Peki ya işveren, çaresiz kalıp bu kişilere iş verirse ne olur? O zaman da ortaya başka bir sorun çıkıyor: Üretilen ürün ya da hizmetin maliyeti artıyor. Maliyet artınca, ürünün fiyatı yükseliyor. Fiyat artışı, rekabeti zorlaştırıyor. Sonuç? Pazar kaybediliyor. Satılamayan ürün, firmayı zarara uğratıyor ve belki de kapanmasına neden oluyor.

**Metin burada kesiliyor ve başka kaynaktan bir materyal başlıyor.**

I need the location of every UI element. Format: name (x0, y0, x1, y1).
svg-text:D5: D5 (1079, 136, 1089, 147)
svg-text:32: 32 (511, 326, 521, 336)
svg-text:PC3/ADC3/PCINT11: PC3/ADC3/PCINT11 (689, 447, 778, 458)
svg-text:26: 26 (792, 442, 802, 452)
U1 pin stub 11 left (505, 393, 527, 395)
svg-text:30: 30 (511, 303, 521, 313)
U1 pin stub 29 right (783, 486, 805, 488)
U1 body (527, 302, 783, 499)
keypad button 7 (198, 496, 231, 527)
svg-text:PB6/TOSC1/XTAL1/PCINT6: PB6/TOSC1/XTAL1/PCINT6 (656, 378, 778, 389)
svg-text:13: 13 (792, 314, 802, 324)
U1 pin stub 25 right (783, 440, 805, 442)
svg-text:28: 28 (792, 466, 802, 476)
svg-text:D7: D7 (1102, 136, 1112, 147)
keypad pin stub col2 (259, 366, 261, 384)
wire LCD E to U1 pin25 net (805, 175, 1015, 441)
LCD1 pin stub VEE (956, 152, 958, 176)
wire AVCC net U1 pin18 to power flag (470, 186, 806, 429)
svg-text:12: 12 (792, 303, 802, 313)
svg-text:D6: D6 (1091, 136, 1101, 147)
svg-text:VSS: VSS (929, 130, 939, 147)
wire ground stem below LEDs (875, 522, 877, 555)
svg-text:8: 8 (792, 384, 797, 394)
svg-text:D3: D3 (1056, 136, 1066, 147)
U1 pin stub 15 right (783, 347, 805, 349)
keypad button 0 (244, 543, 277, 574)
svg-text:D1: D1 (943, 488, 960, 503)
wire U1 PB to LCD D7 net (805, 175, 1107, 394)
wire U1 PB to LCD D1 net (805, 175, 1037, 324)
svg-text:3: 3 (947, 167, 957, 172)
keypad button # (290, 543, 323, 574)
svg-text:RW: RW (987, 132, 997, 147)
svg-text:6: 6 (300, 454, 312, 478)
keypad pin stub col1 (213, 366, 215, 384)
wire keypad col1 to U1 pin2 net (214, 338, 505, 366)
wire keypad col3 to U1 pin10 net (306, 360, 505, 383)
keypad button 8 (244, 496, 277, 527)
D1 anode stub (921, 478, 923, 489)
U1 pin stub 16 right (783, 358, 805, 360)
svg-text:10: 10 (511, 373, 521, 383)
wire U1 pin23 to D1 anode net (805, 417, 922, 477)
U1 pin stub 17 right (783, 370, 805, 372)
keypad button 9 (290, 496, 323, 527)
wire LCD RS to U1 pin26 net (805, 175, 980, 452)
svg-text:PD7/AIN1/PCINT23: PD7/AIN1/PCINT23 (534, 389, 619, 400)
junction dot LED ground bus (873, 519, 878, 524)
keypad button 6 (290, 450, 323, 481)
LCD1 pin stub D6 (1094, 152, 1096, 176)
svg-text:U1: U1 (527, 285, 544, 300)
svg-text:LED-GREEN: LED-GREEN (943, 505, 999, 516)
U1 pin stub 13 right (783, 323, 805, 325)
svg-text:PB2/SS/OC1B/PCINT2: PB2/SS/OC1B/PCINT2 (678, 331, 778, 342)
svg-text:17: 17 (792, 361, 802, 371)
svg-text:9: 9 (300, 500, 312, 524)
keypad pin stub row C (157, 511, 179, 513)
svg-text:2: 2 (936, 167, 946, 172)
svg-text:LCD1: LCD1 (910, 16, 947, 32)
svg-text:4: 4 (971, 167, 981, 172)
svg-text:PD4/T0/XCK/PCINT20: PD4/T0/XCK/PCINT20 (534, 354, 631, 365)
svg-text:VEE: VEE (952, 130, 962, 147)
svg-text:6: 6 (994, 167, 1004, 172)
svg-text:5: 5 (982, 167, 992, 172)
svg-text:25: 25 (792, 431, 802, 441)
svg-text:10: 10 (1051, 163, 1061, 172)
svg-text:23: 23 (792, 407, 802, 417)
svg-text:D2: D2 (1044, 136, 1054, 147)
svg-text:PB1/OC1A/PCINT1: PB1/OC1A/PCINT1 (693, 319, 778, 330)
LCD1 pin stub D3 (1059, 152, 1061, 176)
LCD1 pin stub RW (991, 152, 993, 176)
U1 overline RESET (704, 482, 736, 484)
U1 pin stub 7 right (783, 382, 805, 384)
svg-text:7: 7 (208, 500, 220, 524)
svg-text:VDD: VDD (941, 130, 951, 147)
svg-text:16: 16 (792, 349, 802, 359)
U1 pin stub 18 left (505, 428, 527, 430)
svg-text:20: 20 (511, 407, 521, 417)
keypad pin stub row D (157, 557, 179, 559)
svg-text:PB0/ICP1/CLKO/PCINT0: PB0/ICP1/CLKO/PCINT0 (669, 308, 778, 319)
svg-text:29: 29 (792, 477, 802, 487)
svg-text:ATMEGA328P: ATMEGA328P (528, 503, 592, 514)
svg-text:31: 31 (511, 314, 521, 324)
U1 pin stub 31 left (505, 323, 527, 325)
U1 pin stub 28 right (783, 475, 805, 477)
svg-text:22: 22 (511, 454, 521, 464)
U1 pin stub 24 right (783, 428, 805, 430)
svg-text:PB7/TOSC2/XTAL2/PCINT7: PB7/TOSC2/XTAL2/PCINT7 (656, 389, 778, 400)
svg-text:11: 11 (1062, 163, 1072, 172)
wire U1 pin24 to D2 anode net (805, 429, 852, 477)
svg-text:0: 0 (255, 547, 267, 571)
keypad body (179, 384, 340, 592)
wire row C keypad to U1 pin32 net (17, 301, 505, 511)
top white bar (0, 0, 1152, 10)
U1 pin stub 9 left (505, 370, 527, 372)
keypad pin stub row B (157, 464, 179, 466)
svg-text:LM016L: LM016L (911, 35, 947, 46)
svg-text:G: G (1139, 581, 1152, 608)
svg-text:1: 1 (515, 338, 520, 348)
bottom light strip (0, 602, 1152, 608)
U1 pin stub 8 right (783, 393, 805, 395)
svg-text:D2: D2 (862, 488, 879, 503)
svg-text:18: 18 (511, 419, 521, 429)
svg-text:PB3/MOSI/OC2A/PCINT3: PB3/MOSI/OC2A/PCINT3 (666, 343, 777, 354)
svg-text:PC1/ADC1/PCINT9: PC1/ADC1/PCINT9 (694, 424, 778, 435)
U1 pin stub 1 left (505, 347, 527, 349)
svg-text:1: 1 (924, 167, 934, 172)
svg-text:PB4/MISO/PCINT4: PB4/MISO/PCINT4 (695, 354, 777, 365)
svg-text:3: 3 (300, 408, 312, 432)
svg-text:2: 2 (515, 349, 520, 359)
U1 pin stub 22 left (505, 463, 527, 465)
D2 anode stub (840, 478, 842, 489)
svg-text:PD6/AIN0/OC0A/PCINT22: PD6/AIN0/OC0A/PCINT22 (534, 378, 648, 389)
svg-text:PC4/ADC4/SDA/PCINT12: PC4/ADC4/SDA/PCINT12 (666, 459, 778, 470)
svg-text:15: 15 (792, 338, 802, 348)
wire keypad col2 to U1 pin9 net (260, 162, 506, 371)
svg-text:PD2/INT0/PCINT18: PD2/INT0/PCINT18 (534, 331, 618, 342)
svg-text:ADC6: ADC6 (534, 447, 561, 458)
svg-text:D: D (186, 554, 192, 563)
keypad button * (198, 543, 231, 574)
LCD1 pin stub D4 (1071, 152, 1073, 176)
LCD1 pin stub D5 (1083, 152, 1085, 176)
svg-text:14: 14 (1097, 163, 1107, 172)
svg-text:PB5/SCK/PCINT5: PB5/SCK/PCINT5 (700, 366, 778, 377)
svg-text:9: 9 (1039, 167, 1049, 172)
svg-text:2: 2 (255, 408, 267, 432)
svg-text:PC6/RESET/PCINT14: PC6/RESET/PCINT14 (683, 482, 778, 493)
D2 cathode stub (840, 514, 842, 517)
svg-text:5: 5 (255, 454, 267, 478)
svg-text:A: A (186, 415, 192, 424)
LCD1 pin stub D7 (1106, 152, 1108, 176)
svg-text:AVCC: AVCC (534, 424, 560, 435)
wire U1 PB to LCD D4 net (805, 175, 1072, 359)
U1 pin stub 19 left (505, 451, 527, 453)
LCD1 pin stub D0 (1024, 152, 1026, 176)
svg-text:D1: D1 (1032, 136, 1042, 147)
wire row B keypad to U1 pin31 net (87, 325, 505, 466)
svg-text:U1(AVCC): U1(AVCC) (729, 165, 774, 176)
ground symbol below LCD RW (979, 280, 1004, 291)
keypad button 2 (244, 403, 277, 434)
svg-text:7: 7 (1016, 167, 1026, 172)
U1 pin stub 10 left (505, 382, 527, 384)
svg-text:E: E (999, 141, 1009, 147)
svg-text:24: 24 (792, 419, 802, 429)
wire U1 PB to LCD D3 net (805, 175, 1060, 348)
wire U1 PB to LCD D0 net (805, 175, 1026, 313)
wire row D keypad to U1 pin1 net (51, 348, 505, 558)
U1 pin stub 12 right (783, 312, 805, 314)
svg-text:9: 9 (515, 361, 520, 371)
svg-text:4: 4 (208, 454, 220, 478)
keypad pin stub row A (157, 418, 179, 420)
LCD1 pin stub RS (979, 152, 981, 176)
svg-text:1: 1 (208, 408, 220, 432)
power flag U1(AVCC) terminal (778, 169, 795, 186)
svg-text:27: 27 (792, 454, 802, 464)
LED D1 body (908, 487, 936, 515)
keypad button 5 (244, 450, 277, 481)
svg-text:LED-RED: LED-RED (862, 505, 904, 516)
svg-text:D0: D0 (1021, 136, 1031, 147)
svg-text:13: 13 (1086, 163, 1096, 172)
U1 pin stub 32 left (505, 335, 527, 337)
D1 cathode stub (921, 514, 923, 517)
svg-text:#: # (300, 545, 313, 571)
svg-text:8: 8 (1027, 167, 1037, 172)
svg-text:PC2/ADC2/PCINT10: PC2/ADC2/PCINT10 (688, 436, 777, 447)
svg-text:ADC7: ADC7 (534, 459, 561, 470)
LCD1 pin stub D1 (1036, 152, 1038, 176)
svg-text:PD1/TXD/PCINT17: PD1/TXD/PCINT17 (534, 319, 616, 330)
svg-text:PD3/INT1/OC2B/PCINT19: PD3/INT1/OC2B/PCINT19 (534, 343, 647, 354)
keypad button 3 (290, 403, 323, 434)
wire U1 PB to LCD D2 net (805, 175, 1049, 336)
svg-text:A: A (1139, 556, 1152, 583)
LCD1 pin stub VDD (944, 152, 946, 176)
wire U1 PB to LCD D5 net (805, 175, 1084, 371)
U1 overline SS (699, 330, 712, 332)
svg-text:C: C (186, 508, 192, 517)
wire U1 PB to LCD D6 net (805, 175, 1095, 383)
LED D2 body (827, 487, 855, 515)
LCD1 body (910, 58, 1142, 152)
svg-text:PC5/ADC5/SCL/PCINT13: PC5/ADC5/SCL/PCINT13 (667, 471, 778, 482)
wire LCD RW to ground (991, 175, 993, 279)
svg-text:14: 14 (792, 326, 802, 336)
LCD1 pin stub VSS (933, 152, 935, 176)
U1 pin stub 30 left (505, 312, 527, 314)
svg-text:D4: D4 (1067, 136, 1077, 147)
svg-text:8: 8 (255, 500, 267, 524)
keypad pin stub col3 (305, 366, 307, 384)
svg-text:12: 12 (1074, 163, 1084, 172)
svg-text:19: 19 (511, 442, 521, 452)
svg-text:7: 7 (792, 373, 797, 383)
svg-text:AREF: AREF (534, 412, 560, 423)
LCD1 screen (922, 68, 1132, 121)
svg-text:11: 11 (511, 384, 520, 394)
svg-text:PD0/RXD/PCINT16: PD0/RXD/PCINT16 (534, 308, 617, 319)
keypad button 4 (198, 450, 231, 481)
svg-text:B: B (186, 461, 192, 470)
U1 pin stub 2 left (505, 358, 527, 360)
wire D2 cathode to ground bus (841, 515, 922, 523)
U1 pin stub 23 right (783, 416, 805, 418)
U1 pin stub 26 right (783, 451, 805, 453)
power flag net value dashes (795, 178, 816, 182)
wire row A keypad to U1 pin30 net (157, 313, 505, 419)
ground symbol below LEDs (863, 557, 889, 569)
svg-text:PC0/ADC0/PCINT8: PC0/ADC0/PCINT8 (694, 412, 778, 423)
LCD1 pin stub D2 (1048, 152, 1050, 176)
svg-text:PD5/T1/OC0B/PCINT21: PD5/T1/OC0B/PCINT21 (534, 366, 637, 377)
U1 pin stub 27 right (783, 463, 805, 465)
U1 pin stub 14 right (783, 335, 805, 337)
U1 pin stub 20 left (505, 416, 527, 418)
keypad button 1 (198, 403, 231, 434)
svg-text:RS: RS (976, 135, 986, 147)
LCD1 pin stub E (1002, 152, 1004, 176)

Bu kısır döngü böyle sürüp giderken, toplumda "çalışmadan kazanma" düşüncesi giderek normalleşiyor. İşin kötüsü, bu düşünce özellikle genç kuşaklar arasında yayılıyor. Çalışmanın, üretmenin ve alın terinin değersizleştiği bir toplum yapısı, geleceğini kaybetmiş bir toplumdur.
O halde ne yapmalıyız?
Öncelikle değer yargılarımızı yeniden hatırlamalı ve toplumsal vicdanı yeniden inşa etmeliyiz. Eğitim sistemimizi sadece akademik başarı üzerine değil, ahlaki gelişim üzerine de kurmalıyız. Adalet duygusu zedelenmiş bireyler değil, adil, üretken ve sorumluluk sahibi bireyler yetiştirmeliyiz. Herkesin hukuka güven duyduğu, emeğin karşılık bulduğu bir sistem inşa edebilirsek; ne kriz bizi korkutur, ne de bozulmuş ahlaki yapılar.
Unutmayalım: Sorunlarımız var, evet. Ama çözümlerimiz de var. Yeter ki samimiyetle, iyi niyetle ve yapıcı bir şekilde el ele verelim.